When organizations separate their data security from their infrastructure, they also separate their data from problems that might arise with their infrastructure. This is because data security enforces rules established through identity-based access controls. For example, a person or system can be granted access to certain data sets but not others with the proper controls.
That said, it’s difficult to enforce those rules in a way that secures an organization. In the past, companies have solved this issue using encryption. However, as the multi-cloud environment becomes more complex, it takes a stronger set of tools to protect data in all states. Confidential computing is one advanced approach that companies can use to keep safe while an application is running and processing data.
What Role Does Confidential Computing Play in Data Protection?
At its core, confidential computing is another layer of protection that remains intact even if there’s a breach in the infrastructure where data resides. Confidential computing uses hardware-based trusted execution environments (TEE) to provide assurance of data integrity, data confidentiality and code integrity.

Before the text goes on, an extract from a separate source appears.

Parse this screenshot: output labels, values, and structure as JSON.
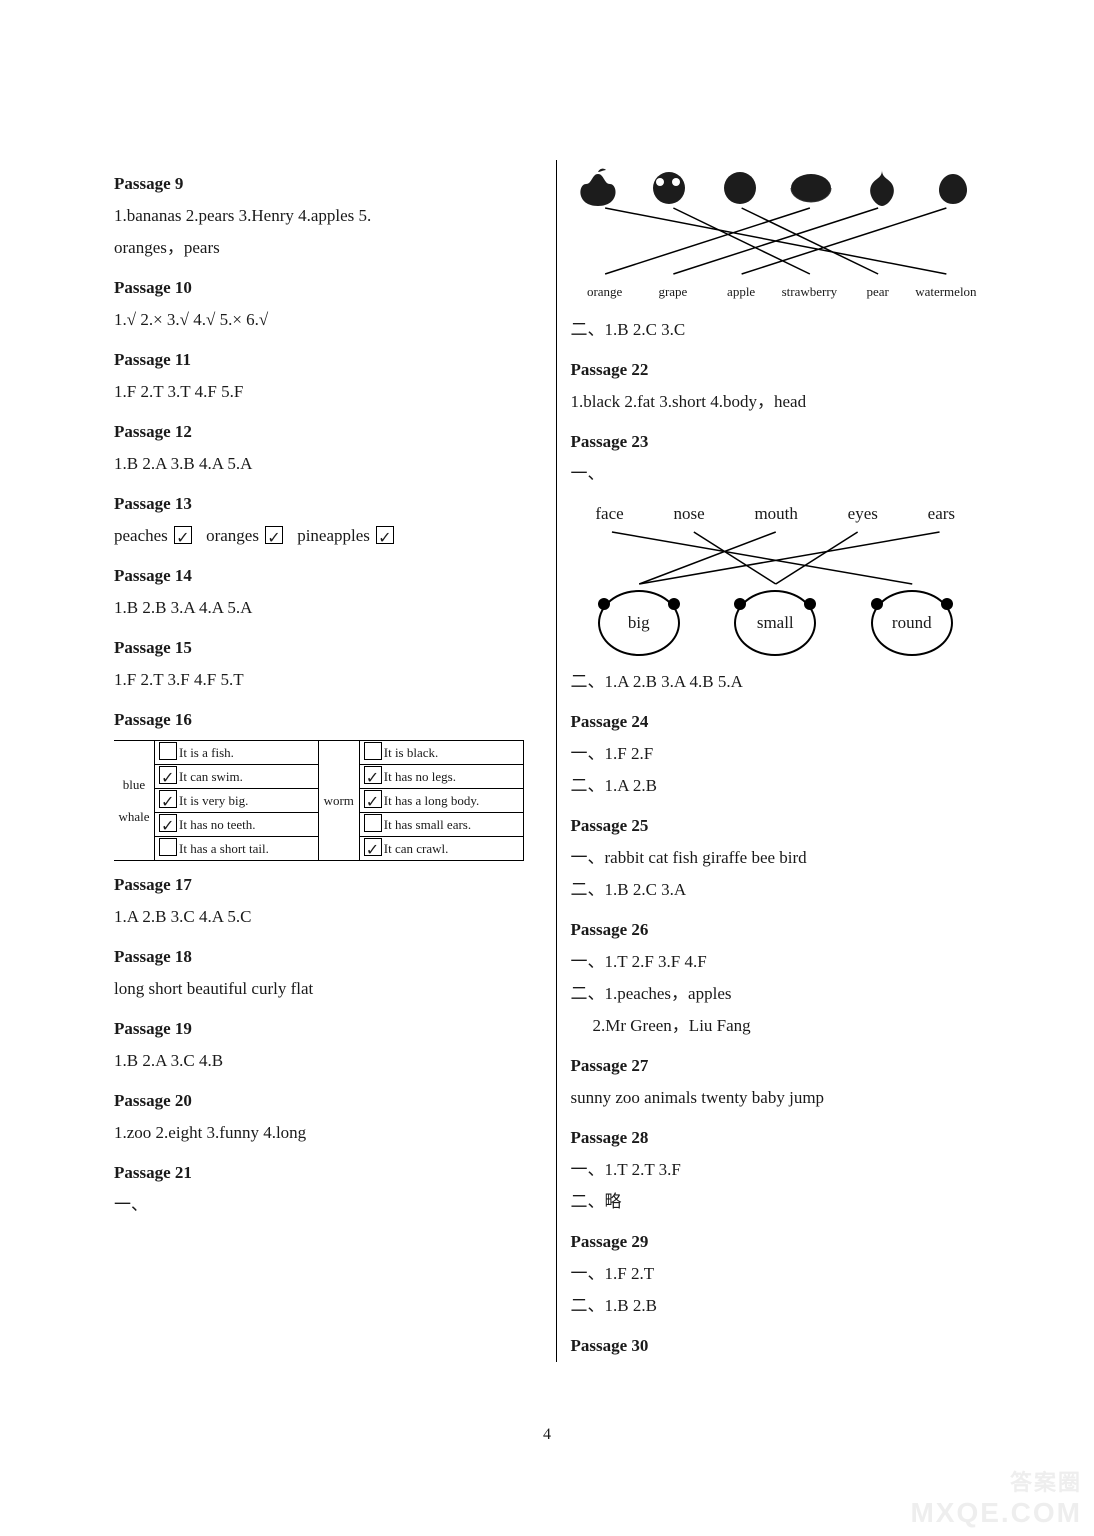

This technology runs data within a TEE that isolates and prevents unauthorized access, even to the root user. Enterprises can then run sensitive applications on public clouds or other hosted environments without fearing that their data is vulnerable and can be exposed. Because secure enclaves run in an isolated environment parallel to the main operating system, unauthorized attackers can’t view, remove or alter data while it’s in use.
By protecting the data itself and ensuring data security doesn’t rely on the infrastructure, organizations have power over how they use and share their data.
Protect Your Data for the Long Haul
The fact is, security breaches will continue, and they’ll likely get worse. Organizations must find ways to innovate and protect data even if the infrastructure is compromised. With technologies like confidential computing coupled with security measures such as software and firmware updates, multi-factor authentication and consistent data back-ups, they can be better equipped to handle malicious attacks and safeguard data for the future.